Over the twenty years since the Unidel History of Chemistry Collection was acquired, the University of Delaware Library has continued to strengthen existing holdings and develop less well-represented areas, in particular works by English authors. This is especially worth noting in 1991, the 300th anniversary of the death of Robert Boyle, often considered the father of modern chemistry in recognition of his rigorous experimental methods.

"From Liquid to Vapor and Back: Four Centuries of the First Chemical Separation Process", on view in the Special Collections Exhibition Gallery, Hugh M. Morris Library, February 4 - May 31, 1991, illustrates one of many research topics supported by the Unidel History of Chemistry Collection. The history of chemical separation, now a highly specialized branch of industrial chemistry, encompasses chemical theory and laboratory practice. The exhibition traces this theme in early writers such as Biringuccio, Agricola and Libavius, who cover a wide range of chemical subjects from a practitioner's point of view; and later in later treatises, textbooks, dictionaries, and manuals. Works included in the exhibition from the nineteenth century and twentieth century demonstrate the increasing industrialization of chemical processes.

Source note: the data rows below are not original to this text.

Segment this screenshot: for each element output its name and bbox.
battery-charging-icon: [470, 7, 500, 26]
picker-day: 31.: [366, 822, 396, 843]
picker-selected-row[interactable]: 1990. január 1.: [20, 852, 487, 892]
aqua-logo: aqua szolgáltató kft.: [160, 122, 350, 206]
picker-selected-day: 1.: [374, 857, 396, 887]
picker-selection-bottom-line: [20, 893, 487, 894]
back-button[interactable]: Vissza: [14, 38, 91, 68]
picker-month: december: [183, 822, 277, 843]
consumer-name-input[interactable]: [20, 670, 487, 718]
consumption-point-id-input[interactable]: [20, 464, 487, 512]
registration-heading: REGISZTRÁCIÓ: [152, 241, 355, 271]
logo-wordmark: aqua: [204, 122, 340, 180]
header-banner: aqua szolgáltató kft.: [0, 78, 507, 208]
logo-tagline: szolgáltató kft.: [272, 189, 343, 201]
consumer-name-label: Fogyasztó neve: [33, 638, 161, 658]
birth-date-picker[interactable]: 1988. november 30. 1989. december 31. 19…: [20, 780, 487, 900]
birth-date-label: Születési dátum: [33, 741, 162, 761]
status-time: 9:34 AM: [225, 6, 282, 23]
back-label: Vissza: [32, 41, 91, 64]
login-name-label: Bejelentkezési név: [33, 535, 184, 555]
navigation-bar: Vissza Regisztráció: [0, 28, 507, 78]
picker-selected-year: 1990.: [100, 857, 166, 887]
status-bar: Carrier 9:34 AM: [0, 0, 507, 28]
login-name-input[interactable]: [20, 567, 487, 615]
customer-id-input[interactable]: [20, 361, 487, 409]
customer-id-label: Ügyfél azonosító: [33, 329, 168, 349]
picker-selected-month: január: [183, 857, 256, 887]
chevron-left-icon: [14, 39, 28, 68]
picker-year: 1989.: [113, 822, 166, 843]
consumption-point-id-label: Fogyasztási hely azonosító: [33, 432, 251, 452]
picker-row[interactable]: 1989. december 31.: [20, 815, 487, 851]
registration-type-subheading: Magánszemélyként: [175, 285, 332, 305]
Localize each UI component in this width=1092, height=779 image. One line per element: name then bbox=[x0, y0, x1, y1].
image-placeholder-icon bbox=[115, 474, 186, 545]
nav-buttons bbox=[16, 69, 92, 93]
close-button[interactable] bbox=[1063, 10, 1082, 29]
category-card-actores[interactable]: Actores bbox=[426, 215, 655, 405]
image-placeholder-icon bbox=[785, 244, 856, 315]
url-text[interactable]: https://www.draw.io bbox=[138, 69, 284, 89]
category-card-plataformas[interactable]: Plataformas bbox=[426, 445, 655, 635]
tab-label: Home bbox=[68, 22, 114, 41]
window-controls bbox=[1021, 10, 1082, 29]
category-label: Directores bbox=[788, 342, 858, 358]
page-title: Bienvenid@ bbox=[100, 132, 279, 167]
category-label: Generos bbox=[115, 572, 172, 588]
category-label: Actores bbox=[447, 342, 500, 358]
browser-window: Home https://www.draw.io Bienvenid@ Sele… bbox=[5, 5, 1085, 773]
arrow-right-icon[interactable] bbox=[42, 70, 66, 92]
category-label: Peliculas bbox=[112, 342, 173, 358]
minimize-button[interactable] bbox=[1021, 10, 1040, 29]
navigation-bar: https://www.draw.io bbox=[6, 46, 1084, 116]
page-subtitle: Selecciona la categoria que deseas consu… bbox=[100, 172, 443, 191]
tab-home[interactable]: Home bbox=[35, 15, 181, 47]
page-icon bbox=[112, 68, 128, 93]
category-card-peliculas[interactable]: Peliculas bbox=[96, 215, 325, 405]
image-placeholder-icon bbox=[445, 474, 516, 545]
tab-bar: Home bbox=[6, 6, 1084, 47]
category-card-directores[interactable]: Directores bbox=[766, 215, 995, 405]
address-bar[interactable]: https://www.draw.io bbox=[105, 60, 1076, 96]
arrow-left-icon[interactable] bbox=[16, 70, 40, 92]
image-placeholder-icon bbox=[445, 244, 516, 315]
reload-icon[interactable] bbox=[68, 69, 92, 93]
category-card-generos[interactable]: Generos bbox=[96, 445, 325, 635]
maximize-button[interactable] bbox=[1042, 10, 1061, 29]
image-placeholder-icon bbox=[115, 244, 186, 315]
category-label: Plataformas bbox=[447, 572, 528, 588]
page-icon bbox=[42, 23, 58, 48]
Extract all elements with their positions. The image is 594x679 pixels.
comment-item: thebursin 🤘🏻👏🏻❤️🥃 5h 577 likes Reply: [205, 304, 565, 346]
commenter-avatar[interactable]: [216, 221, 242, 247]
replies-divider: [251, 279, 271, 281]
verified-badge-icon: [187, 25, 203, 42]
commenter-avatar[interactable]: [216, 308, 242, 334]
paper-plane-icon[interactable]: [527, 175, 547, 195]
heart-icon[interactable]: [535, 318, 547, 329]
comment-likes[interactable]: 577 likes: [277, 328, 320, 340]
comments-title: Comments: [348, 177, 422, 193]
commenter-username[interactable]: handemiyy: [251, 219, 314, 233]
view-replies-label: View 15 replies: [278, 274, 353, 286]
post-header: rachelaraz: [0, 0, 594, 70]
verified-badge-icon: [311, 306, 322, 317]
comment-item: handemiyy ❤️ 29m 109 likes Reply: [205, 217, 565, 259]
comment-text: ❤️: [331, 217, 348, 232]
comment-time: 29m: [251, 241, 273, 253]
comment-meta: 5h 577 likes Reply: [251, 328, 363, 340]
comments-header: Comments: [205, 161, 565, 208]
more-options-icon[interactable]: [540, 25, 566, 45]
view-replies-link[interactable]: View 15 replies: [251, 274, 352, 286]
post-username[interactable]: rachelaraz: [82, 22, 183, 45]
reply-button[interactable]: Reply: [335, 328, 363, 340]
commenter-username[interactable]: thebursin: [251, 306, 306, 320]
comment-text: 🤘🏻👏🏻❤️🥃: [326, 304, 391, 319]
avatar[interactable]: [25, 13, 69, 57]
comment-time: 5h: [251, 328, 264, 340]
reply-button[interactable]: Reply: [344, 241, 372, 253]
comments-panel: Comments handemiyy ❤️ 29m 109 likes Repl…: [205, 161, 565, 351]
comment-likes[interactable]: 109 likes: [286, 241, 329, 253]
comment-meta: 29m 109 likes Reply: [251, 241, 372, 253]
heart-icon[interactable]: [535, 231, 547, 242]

Although most of the works included in "From Liquid to Vapor and Back" have been drawn from the Unidel History of Chemistry Collection, other resources at the University of Delaware Library are also represented, including the papers of chemist and geologist James C. Booth, the first geologist in the state of Delaware; and the papers of Hippolyte Dussauce, an industrial chemist who set up a laboratory in New York following his emigration to the United States from France in 1860.

This exhibition and checklist, spanning 400 years of chemical literature, suggest the depth of resources available for use by students of the history of chemistry and related fields in the University of Delaware Library.